The American bison received major attention recently, when the Senate unanimously passed legislation (and it is a bipartisan bill) designating the bison as the United States' national mammal, according to a release.

"The bison, like the bald eagle, has for many years been a symbol of America for its strength, endurance and dignity, reflecting the pioneer spirit of our country," said North Dakota Sen. John Hoeven, in the release.

The senators also noted that 40 million bison once ran the prairies of North America, but fewer than 1,000 of the animal were left by the late 1800s. Now there are public and private bison herds in all 50 states, as a statement noted.

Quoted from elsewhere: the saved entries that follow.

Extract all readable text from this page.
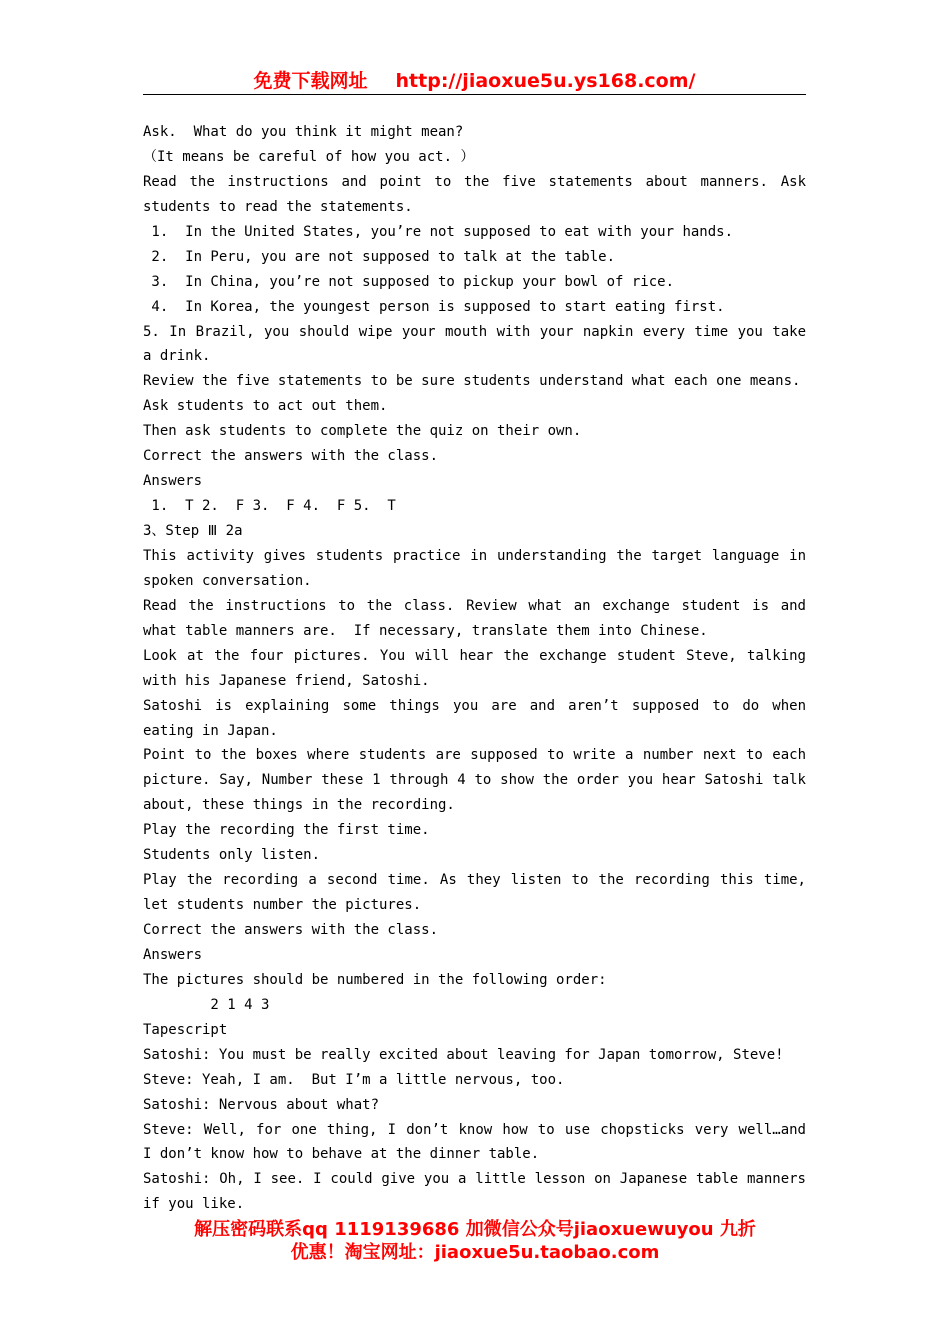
免费下载网址 http://jiaoxue5u.ys168.com/
Ask.  What do you think it might mean?
（It means be careful of how you act. ）
Read the instructions and point to the five statements about manners. Ask
students to read the statements.
1.  In the United States, you’re not supposed to eat with your hands.
2.  In Peru, you are not supposed to talk at the table.
3.  In China, you’re not supposed to pickup your bowl of rice.
4.  In Korea, the youngest person is supposed to start eating first.
5. In Brazil, you should wipe your mouth with your napkin every time you take
a drink.
Review the five statements to be sure students understand what each one means.
Ask students to act out them.
Then ask students to complete the quiz on their own.
Correct the answers with the class.
Answers
1.  T 2.  F 3.  F 4.  F 5.  T
3、Step Ⅲ 2a
This activity gives students practice in understanding the target language in
spoken conversation.
Read the instructions to the class. Review what an exchange student is and
what table manners are.  If necessary, translate them into Chinese.
Look at the four pictures. You will hear the exchange student Steve, talking
with his Japanese friend, Satoshi.
Satoshi is explaining some things you are and aren’t supposed to do when
eating in Japan.
Point to the boxes where students are supposed to write a number next to each
picture. Say, Number these 1 through 4 to show the order you hear Satoshi talk
about, these things in the recording.
Play the recording the first time.
Students only listen.
Play the recording a second time. As they listen to the recording this time,
let students number the pictures.
Correct the answers with the class.
Answers
The pictures should be numbered in the following order:
2 1 4 3
Tapescript
Satoshi: You must be really excited about leaving for Japan tomorrow, Steve!
Steve: Yeah, I am.  But I’m a little nervous, too.
Satoshi: Nervous about what?
Steve: Well, for one thing, I don’t know how to use chopsticks very well…and
I don’t know how to behave at the dinner table.
Satoshi: Oh, I see. I could give you a little lesson on Japanese table manners
if you like.
解压密码联系qq 1119139686 加微信公众号jiaoxuewuyou 九折
优惠！淘宝网址：jiaoxue5u.taobao.com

So, what was the saving action for bison after the overhunting of the 1800s? In 1905, President Theodore Roosevelt and an organization called the American Bison Society led a movement to save bison, establishing a captive breeding program at the Bronx Zoo. A few years later, the program and a few others like it were establishing bison into its native habitat, according to a release

Bison are also viewed by many Native American tribes as a sacred, spiritual animal symbolizing their heritage. They therefore have private bison herds on tribal lands in the West. 

There are other ways to see American interest in the wooly, hooved creature: The Department of the Interior's seal depicts a bison, and the states of Wyoming, Kansas and Oklahoma have the bison as their state mammal. Nov. 1 was also voted National Bison Day in 2014, by the Senate.